Mas quando “Born to Run” se tornou um sucesso, atingindo o 3º lugar nas paradas americanas, o cantor percebeu que recebia menos de 10% da renda do álbum e turnê.
No mesmo período, Mike Appel tentava fazer Springsteen assinar um novo acordo de longo prazo. O cantor, agora armado de conhecimento sobre o quanto seu contrato anterior não lhe era favorável, queria apelar para a amizade entre os dois com o intuito de chegar a um consenso.
Springsteen escreveu em sua autobiografia, “Born to Run” (via Ultimate Classic Rock), sobre o momento que a relação azedou de vez:
“Agora, eu estava a par dos nossos contratos mais antigos, mas o que eles eram comparados à gente? A música, a plateia, o que a gente tinha passado junto, nossos sentimentos um pelo outro… Eu comecei: ‘Mike, eu sei que os contratos são ruins, mas está tudo bem. Nós podemos consertar isso, são apenas papéis. A gente pode rasgar tudo e começar de novo. Temos X dólares por cinco anos de trabalho. Vamos dividir e ir adiante. Me fala só quanto que é meu e quanto é seu’. Eu estava procurando por uma resposta justa e racional. Ao invés disso, Mike respondeu: ‘Bem, depende’.”
Appel ofereceu termos mais favoráveis a Springsteen se ele assinasse por mais cinco anos com ele. O cantor escreveu em sua autobiografia:
“Naquele momento, as palavras de Mike foram além de negociação e se tornaram uma ameaça muito mal velada. Entre amigos, isso não é legal. Nós iríamos brigar, feio.”
Em 27 de julho de 1976, Springsteen entrou com um processo contra a Laurel Canyon, alegando fraude. O cantor queria trocar Appel como seu produtor e empresário por Jon Landau, crítico musical famoso por seu trabalho na Rolling Stone que ajudou a produzir “Born to Run”.
Mike processou Bruce de volta por quebra de contrato e entrou com uma liminar o impedindo de entrar no estúdio com Landau para gravar o disco seguinte.
Em sua autobiografia, “Born to Run”, Springsteen refletiu sobre
“A ironia é que eu tive muito a ver com o levantamento e a existência dessa tenda no canto de meu parque de diversões particular. Mike não deveria ter sido tão controlados, mas meus medos de jovem e recusa de aceitar responsabilidade por minhas próprias ações também contribuíram para isso tudo acontecer.”

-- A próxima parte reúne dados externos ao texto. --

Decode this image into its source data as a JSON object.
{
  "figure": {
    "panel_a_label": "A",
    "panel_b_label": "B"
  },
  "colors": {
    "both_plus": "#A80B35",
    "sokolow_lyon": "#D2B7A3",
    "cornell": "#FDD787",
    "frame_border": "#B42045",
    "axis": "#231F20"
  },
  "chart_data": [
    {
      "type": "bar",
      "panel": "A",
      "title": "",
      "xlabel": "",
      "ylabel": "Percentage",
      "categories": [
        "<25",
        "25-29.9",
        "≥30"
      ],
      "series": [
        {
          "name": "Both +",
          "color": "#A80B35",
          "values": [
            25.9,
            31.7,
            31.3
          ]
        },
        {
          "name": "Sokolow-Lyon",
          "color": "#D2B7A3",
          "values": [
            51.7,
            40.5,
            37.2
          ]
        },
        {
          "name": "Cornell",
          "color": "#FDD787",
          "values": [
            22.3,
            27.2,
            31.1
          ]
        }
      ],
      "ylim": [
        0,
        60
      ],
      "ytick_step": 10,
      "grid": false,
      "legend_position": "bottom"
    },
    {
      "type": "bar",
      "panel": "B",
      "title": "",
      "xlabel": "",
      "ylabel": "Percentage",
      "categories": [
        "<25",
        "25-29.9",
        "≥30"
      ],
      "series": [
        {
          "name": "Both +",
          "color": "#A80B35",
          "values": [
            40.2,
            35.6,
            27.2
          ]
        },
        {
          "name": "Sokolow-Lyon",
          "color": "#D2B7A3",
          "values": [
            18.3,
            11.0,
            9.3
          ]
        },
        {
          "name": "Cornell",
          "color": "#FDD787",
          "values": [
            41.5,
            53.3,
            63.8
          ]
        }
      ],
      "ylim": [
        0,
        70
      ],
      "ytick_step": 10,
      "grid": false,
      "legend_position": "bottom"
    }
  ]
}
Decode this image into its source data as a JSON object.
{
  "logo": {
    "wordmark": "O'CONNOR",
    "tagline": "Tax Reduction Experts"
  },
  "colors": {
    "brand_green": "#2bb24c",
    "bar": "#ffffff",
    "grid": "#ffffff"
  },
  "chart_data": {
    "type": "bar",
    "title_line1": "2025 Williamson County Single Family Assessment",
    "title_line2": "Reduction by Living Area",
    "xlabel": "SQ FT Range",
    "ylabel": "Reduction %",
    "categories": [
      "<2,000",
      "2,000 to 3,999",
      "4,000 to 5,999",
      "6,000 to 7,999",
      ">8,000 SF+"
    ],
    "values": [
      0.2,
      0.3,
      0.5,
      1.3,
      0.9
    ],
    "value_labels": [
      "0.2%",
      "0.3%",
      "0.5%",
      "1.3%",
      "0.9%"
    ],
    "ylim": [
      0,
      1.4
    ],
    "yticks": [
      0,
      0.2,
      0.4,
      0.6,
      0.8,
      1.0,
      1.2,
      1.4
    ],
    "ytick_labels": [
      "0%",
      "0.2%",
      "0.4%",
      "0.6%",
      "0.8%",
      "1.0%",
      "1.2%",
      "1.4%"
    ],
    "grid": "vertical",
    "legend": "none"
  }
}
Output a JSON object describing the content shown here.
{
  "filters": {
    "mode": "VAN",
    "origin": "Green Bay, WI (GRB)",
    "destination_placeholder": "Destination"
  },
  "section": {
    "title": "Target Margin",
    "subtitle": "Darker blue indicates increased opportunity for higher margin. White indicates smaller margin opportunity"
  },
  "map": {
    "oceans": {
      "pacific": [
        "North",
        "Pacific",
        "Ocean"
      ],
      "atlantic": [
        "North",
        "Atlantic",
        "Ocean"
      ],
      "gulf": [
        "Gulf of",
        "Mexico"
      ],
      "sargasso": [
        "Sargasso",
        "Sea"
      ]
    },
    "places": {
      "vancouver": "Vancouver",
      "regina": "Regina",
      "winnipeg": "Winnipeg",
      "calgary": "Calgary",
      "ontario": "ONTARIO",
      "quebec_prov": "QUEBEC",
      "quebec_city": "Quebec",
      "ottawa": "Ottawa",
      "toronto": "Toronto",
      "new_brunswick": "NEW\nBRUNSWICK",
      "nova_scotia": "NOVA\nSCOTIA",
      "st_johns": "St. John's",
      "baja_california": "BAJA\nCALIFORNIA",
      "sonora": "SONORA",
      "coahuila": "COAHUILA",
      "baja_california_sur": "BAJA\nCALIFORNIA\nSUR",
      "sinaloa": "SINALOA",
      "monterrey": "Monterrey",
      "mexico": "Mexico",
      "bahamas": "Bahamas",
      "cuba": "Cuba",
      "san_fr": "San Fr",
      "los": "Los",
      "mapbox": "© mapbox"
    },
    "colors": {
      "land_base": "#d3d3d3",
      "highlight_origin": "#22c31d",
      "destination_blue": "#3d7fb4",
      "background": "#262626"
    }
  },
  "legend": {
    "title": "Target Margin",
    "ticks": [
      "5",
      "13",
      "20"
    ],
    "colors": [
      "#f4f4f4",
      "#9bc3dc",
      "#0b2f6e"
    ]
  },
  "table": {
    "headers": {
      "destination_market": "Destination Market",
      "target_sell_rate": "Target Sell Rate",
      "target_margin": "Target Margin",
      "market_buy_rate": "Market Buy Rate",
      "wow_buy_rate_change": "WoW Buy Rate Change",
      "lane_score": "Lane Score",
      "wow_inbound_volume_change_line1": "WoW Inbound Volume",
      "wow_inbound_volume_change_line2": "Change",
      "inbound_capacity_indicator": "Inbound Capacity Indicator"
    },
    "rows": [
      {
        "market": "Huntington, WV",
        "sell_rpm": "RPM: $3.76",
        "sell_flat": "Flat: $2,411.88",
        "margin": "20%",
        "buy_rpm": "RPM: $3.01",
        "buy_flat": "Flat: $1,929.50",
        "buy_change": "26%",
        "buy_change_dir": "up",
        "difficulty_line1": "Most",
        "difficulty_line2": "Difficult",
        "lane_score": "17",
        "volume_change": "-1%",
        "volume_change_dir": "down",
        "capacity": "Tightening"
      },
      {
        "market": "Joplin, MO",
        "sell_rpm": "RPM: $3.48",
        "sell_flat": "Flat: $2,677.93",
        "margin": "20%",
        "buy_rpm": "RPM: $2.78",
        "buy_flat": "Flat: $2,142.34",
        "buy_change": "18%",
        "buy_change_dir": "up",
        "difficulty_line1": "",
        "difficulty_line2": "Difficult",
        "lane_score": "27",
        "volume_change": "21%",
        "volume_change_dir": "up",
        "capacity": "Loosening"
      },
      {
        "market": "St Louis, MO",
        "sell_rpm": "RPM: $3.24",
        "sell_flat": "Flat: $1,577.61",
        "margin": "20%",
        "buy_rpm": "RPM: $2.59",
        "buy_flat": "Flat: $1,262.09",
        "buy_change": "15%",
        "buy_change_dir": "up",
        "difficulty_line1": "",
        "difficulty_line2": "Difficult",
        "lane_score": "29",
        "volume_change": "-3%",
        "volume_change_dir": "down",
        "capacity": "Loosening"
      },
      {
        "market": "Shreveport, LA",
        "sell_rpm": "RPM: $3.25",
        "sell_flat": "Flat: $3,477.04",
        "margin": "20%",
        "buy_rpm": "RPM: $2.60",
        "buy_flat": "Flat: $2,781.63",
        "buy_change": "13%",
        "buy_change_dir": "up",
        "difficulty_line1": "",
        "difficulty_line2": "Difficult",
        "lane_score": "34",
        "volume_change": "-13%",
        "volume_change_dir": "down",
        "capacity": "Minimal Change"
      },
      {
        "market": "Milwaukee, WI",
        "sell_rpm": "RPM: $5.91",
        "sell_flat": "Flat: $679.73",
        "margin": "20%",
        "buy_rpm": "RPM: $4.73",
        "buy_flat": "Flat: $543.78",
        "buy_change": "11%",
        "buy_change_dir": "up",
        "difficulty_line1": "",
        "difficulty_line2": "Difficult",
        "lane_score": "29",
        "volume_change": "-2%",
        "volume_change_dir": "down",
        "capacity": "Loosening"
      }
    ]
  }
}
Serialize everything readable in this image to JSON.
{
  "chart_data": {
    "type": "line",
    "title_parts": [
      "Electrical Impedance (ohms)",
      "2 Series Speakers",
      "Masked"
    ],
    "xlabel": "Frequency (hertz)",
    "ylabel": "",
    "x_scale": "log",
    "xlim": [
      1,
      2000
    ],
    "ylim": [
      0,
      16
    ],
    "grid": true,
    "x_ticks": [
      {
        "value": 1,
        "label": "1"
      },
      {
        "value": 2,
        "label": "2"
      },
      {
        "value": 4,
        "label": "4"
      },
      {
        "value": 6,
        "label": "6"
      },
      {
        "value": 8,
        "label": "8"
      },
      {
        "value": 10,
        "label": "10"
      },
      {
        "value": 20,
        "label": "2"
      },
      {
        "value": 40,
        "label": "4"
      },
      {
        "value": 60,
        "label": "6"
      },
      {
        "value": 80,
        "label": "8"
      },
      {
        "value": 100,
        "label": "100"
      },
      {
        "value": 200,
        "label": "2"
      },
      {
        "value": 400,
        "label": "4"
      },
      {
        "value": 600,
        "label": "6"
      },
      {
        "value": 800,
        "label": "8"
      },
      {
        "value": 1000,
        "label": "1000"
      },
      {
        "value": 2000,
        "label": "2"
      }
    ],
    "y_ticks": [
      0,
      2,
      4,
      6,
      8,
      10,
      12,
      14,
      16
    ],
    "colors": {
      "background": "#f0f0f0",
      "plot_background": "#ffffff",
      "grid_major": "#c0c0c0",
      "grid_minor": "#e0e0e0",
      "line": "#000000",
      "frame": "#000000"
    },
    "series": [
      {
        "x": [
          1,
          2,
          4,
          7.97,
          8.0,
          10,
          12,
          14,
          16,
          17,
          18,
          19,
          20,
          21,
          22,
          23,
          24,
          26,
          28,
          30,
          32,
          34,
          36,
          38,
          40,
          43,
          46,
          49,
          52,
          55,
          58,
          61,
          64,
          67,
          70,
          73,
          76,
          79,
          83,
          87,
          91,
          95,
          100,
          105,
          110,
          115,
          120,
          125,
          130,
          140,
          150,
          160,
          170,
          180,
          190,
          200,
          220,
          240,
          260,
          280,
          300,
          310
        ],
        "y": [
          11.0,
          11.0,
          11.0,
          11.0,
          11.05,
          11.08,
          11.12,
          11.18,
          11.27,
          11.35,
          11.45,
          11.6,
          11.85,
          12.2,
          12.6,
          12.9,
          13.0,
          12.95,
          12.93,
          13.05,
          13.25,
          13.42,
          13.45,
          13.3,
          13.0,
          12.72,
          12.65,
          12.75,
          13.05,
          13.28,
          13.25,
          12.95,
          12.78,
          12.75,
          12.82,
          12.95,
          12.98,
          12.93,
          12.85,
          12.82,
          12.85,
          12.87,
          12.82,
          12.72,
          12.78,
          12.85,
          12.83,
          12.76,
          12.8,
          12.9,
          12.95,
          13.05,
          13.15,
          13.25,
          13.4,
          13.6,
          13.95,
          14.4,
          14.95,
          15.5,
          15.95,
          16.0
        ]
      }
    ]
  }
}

Ao final de dez meses de batalha judicial, os dois lados chegaram a um acordo. O advogado de Appel, Leonard Marks, categorizou à Rolling Stone os termos como uma vitória absoluta de seu cliente, tamanha foi a quantia paga para livrar Springsteen do contrato. Na mesma matéria, contudo, o advogado do cantor, Peter Parcher, discordou:
“Se Leonard Marks realmente fala que ele teve uma ‘vitória completa’, então não é verdade. Eu sugiro que a imprensa observe quem irá produzir o próximo disco de Bruce; se a Laurel Canyon tem algo a ver com o álbum em termos de produção ou gerenciamento; e quem agora controla o catálogo inteiro de canções.”
Um consciente prolífico
Enquanto Bruce Springsteen não podia entrar em um estúdio, ele e sua banda precisavam de dinheiro. Então saíram em turnê com o álbum “Born to Run” e compunham novas músicas em ritmo alucinado.
Ao contrário de sua obra até ali, Springsteen agora criava canções mais enxutas, sem versos apinhados de palavras. A música continuava exuberante, mas agora tinha uma corrente mais sombria. Os Estados Unidos enfrentavam um período político e social complicado, com escândalos políticos se acumulando e o fim da Guerra do Vietnã.
Enquanto isso, ele desenvolveu amizades com Robert De Niro e Martin Scorsese, nomes de destaque da chamada Nova Hollywood. O próximo disco originalmente se chamaria “Badlands”, inspirado em parte pelo filme dirigido por Terrence Malick – cuja dramatização dos assassinatos cometidos por Charles Starkweather e Caril Ann Fulgate entre 1957 e 58 ainda inspirou outro álbum do cantor, “Nebraska” (1982).
Ele buscava inspiração também na obra de John Steinbeck, principalmente nos livros “East of Eden” e “As Vinhas da Ira”, por identificar paralelos com sua família e a realidade social da época.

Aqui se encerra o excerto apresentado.